Baseball is a game of faces and places. Spring training offers fans a unique opportunity to escape the brutal cold of the winter and to track their teams up close. A majority of the major league franchises are located in cold weather states, making Arizona and Florida natural locations, and destinations, for preparing for the upcoming season..
Professional baseball franchises began their winter migration south as early as the 1880s to cities like New Orleans, Hot Springs, and Jacksonville. By 1914, the Chicago Cubs (Tampa), St. Louis Browns (St. Petersburg), St. Louis Cardinals (St. Augustine) and Philadelphia Athletics (Jacksonville) formed the foundations of the Grapefruit League. In the decades to come, teams would sprinkle throughout the peninsula in cities like Brandenton, Cocoa, Clearwater, Daytona, Davenport, Dunedin, Fort Myers, Fort Lauderdale, Jupiter, Lakeland, Leesburg, Miami, Ocala, Orlando, Pompano, Port St. Lucie, Sanford, Sarasota, Vero, West Palm, Winter Garden, and Winter Haven.
Many of these relationships between MLB franchises and Florida cities have lasted for decades. The Brooklyn turned Los Angeles Dodgers famously held camp in Vero Beach from 1948 to 2008. The Philadelphia Phillies have held spring training in Clearwater since 1947, making them the second longest club-city relationship in all of baseball. Clearwater is second only to Lakeland, which has hosted the Detroit Tigers since 1934. Both the Tigers and Phillies have effectively built multi-generational bridges between Detroit-Lakeland and Philadelphia-Clearwater.
Today’s Grapefruit League is mostly clustered in cities along the Gulf Coast from Dunedin to Fort Myers and in South Florida from Port St. Lucie to West Palm Beach. Lakeland remains the only location left in Florida’s central interior. The proximity of these cities allows big leaguers to travel like their minor league counterparts in buses from town to town.
In 1947, Cleveland Indians owner Bill Veeck and New York Giants owner Horace Stoneham collaborated to leave their spring training homes in Florida for a new venture in the Arizona desert. In a quest for a different climate and new opportunities, the Cactus League was born. As baseball moved west, spring training slowly began to follow. The Chicago Cubs soon moved to Mesa. By 1980 there were eight MLB franchises hosting spring training in Arizona.
The Grand Canyon State became a natural fit for franchises west of the Mississippi. Here the Oakland Athletics, San Diego Padres, Seattle Mariners, Milwaukee Brewers and Chicago White Sox would settle. The success of the Cactus League would eventually lead to local economic incentives designed to lure in teams from Florida. The Kansas City Royals (in 2002), along with the Cincinnati Reds and Los Angeles Dodgers (both in 2008) would head west. The Cleveland Guardians (formerly Indians) would bounce between states and finally settled back in Arizona in 2008. The Cactus League would also add 1990s expansion teams, to include the Arizona Diamondbacks and Colorado Rockies.
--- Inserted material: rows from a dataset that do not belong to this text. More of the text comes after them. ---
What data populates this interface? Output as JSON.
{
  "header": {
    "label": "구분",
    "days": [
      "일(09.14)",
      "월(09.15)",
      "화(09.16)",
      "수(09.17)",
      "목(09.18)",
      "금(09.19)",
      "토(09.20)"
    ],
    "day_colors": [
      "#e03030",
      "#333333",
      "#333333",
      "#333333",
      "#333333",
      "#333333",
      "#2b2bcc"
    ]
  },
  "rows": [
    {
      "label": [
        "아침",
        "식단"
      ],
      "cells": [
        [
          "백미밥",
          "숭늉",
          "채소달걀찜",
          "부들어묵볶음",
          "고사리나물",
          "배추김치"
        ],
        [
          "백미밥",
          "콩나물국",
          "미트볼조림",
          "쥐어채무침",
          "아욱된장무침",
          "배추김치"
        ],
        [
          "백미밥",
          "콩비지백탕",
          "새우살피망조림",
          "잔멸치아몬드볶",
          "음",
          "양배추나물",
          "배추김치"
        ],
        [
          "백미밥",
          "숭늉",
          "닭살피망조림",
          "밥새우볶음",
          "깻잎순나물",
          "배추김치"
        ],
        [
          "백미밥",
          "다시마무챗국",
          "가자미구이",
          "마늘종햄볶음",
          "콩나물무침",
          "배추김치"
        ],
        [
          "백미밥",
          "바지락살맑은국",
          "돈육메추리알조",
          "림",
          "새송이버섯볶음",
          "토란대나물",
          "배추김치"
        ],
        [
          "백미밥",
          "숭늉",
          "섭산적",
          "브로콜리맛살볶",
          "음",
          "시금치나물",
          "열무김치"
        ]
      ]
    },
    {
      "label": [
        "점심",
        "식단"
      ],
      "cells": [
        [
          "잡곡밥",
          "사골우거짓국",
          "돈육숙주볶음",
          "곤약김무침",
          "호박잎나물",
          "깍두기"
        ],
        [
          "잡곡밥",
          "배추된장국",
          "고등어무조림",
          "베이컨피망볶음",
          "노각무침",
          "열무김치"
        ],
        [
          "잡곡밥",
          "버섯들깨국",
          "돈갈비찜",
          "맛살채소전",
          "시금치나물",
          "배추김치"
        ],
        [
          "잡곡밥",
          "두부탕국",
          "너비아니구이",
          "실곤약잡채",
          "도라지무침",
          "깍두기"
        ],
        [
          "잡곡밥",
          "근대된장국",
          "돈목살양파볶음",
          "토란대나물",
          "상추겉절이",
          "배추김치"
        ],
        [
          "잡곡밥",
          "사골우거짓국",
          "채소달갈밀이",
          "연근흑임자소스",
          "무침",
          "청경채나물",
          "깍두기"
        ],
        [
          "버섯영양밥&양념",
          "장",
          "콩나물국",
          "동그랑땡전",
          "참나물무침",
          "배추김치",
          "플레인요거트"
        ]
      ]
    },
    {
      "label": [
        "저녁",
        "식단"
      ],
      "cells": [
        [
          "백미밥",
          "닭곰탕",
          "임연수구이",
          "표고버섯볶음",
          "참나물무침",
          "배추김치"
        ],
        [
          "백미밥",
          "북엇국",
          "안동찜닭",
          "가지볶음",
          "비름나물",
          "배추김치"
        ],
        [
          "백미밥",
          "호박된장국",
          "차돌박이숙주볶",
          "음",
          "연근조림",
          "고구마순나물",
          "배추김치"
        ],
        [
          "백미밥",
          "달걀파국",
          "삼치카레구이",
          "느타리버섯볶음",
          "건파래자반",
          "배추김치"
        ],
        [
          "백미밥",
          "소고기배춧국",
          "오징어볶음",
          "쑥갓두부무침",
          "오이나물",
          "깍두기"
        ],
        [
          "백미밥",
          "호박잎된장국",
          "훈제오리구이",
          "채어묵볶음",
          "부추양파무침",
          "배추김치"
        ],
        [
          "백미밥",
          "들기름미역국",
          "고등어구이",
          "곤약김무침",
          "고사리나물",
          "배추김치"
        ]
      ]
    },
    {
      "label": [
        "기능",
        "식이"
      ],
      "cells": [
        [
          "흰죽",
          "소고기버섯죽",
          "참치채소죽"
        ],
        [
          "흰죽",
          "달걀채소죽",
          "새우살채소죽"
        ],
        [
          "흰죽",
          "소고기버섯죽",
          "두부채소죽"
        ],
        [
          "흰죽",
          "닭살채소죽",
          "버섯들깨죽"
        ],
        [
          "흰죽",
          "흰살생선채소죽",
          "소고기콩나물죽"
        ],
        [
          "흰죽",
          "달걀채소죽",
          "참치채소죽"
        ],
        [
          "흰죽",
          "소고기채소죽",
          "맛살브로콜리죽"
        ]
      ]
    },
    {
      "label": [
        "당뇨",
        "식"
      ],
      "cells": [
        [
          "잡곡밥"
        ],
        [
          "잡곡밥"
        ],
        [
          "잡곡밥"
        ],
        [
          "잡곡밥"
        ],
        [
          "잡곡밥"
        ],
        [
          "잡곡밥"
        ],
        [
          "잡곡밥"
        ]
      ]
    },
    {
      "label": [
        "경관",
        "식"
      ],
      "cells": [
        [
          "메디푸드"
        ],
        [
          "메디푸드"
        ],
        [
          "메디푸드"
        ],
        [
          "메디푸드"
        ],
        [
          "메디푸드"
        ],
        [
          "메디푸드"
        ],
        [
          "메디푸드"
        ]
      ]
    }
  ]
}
Today’s Grapefruit and Cactus Leagues split professional franchises evenly between Florida and Arizona. They play in state-of-the-art facilities and keep full-time professional staff employed locally. Most of them also serve as minor league ballparks and allow the franchises to continuously train and rehabilitate players throughout the calendar year.
This level of investment may be a far cry from old-fashioned winter retreats, but the general concept remains the same. For fans, attending a spring training game has a very mystical quality to it. While it may only be an exhibition, it truly personalizes the game for fans, allowing them to participate in ways that would be impossible during the regular season. It offers players an opportunity to earn their way into spots on the big-league roster and for writers, it a thousand stories for speculating about the season ahead. For ordinary fans, it’s arguably the only preseason sport worthy of personal investment, offering them a chance to meet and greet players, get autographs, and view big personalities in a much smaller venue.
Over the next six weeks, teams will be assembled, and fans will flock from cities across the land to get a glimpse of hope for the season ahead. The joys of Spring will soon transform into the grind of Summer, when, for the best among these, hopes will turn to Fall. Baseball, just as life, is a game of seasons. For well over a century, spring training in baseball has been a unique aspect of American cultural life in which hope springs eternal. Spring training, in this sense, is one of those few things in America that seems almost permanent.